Une autonomisation par la sensibilisation sur la santé des femmes
Contrairement aux idées reçues qui associent l’éducation sexuelle à la promotion de la pratique sexuelle en elle-même, le rapport indique que l’importance de ce volet réside en sa capacité à donner aux femmes et aux filles les moyens de mieux comprendre le fonctionnement de leurs corps. Une éducation sexuelle et reproductive permet aussi aux femmes et aux filles de reconnaître dans quels cas il est nécessaire, voire urgent, de faire une consultation médicale pour protéger sa santé, mais aussi de mieux distinguer les situations d’abus et de non-consentement. Ce chantier de travail fait défaut dans de nombreux pays à travers le monde, selon le rapport, y compris les Etats arabes comme l’Algérie, Djibouti, l’Egypte, le Yémen, l’Irak, la Syrie, la Palestine, la Lybie, Oman et la Somalie.
«Dans la mesure où l’autonomie et l’intégrité corporelles influencent de nombreux aspects relatifs à la santé et à la conduite d’une vie digne et décente, les progrès en la matière permettront non seulement de parvenir à une meilleure santé sexuelle et reproductive et à l’atteinte du cinquième objectif de développement durable sur l’égalité des sexes, mais aussi de réaliser de nombreux autres objectifs de développement durable, notamment ceux liés à la promotion de la santé, à la réduction des inégalités et à l’élimination de la pauvreté», indique le rapport.
Dans cet esprit, il est aussi préconisé de «supprimer les obstacles entravant la prise de décision individuelle», pour un meilleur respect du droit à «l’autonomie corporelle et à l’intégrité physique». «Les gouvernements doivent veiller à ce que leurs lois, leurs politiques et leurs programmes ne portent pas atteinte à la capacité des individus à prendre des décisions concernant leur vie sexuelle et reproductive», recommande le rapport, indiquant que «ceci suppose de supprimer les obstacles entravant l’accès aux services, aux produits, à l’éducation et aux informations en matière de santé sexuelle et reproductive».
Il s’agit également de décriminaliser l’avortement réalisé par décision de la femme ou de la fille concernée, tout en veillant à le distinguer des pratiques de contraception imposée et réalisées sous la contrainte, mais qui ne sont pas encore reconnues comme une forme de violence au regard des lois de beaucoup de pays.
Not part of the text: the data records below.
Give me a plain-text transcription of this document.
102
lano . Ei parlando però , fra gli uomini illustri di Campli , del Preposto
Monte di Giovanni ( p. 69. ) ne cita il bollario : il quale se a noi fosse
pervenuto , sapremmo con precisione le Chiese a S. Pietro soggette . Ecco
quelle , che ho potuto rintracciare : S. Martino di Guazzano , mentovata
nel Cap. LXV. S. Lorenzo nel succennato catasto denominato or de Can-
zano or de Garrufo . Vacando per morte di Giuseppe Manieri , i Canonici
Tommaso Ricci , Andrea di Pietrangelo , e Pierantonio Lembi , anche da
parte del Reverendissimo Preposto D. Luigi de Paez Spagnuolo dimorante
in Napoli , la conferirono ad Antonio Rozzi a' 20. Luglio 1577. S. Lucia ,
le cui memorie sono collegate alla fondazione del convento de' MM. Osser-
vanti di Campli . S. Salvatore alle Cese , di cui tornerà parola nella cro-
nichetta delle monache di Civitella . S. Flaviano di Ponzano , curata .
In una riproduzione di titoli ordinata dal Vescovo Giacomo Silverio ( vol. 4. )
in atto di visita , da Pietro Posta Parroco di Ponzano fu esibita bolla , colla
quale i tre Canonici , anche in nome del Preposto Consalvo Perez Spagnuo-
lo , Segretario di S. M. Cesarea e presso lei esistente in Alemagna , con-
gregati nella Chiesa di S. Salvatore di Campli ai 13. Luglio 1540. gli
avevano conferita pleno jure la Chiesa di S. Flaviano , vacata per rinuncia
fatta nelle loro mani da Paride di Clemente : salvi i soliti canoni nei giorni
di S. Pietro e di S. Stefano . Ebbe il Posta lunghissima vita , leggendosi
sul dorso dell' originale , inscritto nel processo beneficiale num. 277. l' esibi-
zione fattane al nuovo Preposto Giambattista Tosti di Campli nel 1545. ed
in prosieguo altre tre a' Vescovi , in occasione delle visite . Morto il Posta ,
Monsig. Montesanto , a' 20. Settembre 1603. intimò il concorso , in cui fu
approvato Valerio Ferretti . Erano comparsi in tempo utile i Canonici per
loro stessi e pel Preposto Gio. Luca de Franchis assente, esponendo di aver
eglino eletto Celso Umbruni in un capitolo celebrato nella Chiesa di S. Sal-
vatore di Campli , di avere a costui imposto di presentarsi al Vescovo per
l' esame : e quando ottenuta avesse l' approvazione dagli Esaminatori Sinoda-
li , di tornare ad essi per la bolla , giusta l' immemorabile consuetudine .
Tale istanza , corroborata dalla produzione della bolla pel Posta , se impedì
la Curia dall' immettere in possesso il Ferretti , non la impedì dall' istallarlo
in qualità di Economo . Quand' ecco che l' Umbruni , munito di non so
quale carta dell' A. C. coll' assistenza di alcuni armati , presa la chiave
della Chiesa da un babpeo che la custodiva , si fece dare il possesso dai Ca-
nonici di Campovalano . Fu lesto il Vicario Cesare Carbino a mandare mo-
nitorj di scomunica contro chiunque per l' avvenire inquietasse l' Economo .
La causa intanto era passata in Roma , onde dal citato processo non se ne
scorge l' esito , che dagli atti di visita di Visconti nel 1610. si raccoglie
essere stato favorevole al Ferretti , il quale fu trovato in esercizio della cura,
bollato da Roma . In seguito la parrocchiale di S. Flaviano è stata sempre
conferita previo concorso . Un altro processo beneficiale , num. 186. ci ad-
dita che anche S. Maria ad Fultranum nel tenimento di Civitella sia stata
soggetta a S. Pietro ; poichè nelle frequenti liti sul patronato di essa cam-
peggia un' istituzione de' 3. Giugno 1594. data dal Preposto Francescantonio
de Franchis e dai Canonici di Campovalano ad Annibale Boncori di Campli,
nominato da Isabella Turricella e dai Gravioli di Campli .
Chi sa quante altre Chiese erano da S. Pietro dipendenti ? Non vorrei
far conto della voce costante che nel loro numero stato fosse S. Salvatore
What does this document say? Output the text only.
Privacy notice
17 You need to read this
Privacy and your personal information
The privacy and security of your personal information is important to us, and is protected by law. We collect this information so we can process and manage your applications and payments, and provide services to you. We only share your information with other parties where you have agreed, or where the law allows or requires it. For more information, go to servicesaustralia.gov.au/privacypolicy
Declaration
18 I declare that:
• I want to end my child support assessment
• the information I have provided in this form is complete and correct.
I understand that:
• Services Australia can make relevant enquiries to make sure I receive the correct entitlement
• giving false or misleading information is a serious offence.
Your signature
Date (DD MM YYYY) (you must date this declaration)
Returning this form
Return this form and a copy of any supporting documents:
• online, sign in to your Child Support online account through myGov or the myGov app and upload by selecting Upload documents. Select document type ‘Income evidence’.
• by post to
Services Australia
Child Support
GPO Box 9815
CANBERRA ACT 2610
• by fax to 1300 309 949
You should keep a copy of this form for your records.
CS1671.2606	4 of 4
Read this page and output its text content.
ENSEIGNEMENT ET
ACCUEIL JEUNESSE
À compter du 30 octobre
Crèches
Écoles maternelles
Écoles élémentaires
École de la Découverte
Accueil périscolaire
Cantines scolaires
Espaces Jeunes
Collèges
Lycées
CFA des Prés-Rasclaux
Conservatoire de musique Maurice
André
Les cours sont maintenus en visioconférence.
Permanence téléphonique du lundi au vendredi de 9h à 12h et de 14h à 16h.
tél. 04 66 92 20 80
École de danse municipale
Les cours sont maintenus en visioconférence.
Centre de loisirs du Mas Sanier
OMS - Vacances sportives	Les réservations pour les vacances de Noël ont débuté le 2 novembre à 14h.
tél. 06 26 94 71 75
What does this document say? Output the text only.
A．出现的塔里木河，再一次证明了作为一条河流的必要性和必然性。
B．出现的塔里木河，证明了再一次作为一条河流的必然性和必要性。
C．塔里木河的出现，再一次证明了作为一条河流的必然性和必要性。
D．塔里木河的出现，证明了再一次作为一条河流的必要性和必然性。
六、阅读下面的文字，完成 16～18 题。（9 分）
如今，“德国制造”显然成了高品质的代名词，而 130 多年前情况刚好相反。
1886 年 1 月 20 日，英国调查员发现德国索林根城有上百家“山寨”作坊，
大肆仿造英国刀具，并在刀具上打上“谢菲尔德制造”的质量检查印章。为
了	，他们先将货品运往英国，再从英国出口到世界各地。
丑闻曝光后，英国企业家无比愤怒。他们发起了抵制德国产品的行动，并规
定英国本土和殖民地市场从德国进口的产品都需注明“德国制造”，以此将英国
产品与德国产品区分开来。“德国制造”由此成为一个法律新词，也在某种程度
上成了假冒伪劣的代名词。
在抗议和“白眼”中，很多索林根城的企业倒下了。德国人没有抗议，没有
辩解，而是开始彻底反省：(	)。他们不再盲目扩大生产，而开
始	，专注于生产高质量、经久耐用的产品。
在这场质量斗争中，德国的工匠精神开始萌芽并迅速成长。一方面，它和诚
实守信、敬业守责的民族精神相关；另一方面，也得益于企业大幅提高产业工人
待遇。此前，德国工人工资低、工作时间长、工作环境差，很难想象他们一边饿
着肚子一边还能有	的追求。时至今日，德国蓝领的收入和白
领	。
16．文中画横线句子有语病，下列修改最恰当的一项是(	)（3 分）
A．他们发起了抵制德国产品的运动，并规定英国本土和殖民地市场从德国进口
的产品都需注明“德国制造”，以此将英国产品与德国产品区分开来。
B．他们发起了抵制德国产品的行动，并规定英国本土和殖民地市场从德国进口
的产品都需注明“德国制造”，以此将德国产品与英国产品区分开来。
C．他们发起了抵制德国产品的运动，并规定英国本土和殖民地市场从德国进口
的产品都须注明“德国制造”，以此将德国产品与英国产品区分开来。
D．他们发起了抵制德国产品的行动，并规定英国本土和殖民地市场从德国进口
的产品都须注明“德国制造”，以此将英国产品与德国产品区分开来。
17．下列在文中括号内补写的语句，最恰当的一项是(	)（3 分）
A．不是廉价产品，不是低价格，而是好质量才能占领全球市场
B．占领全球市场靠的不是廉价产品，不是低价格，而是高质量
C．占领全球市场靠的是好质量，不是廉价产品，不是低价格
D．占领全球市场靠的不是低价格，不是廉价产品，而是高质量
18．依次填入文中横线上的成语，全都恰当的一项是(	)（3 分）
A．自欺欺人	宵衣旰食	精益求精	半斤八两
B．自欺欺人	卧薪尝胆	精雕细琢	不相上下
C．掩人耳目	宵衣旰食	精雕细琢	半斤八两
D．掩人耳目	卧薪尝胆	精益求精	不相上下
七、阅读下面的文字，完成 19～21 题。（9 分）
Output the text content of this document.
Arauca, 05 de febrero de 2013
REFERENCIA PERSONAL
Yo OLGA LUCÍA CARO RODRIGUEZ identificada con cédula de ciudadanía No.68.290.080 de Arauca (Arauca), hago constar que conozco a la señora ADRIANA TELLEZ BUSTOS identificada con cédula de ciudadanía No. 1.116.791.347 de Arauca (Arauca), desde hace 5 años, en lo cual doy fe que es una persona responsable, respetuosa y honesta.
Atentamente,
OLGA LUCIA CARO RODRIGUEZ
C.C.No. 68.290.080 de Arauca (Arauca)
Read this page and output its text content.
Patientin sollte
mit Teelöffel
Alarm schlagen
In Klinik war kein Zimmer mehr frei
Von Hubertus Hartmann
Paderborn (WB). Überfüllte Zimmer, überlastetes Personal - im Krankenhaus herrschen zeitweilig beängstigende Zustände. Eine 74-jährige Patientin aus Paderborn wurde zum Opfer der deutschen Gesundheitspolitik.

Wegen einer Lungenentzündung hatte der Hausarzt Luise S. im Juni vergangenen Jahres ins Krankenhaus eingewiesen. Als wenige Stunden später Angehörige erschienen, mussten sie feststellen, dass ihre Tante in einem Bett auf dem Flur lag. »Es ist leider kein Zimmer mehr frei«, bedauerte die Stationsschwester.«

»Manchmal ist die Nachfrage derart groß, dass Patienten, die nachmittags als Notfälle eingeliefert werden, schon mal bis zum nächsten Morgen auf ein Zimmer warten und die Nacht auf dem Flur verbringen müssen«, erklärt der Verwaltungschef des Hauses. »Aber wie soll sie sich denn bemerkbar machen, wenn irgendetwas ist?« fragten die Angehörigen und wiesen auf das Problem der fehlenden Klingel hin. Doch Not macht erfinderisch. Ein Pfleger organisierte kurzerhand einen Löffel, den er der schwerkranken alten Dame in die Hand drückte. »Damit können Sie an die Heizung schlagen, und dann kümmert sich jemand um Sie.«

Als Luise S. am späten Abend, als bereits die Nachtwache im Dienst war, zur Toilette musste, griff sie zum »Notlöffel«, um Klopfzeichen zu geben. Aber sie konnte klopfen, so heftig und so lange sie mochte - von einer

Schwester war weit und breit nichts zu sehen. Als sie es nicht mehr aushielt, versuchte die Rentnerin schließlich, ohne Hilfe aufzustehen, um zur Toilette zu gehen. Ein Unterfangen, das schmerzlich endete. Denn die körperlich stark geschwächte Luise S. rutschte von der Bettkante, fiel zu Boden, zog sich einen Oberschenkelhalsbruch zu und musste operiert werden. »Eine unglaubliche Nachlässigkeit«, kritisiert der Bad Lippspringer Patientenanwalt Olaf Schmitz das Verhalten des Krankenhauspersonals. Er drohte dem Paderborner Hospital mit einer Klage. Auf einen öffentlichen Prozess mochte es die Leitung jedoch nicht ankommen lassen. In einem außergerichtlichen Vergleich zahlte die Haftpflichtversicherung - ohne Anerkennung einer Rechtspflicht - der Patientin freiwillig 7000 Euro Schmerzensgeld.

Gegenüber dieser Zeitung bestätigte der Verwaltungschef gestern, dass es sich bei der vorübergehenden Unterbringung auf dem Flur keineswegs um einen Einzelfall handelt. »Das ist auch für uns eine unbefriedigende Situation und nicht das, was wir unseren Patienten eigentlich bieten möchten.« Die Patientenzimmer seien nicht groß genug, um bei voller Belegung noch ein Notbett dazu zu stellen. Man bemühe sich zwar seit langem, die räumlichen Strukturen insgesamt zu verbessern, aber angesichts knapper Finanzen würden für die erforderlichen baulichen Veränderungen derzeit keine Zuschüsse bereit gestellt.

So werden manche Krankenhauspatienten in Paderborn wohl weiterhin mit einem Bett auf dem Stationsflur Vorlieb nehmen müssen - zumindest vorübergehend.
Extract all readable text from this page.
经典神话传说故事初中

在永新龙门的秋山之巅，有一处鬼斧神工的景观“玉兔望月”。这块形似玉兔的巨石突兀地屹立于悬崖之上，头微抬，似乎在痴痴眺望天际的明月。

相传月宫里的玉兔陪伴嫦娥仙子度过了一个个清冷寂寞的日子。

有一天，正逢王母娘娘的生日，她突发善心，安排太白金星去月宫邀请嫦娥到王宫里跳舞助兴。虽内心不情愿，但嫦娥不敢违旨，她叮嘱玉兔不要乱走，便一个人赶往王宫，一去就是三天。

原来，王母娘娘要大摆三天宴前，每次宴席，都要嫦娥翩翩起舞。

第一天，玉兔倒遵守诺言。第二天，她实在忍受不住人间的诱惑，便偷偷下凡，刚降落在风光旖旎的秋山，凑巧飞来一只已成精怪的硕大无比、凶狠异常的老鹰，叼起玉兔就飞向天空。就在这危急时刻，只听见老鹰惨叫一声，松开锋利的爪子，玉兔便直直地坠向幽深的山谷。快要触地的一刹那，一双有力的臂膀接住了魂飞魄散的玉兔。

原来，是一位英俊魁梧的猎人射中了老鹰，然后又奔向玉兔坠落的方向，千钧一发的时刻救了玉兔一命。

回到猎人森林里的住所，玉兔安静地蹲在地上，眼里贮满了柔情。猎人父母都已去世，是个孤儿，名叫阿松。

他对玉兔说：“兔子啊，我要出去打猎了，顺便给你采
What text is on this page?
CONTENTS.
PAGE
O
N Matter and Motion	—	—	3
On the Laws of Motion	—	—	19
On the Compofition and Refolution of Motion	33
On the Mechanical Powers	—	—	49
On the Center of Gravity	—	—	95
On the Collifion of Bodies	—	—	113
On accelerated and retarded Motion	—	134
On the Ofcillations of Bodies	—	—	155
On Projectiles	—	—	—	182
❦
Le rapport appelle aussi les gouvernement à «ne pas s’ingérer dans la ‘sexualité consentante, en privé’».
Selon le rapport, le manque d’autonomie corporelle a «des implications massives au-delà des préjudices profonds pour les femmes et les filles à titre individuel». Ses retombées détendent sur d’autres domaine de la vie en société, à travers la «diminution des compétences et les coûts supplémentaires pour les soins de santé et les systèmes judiciaires».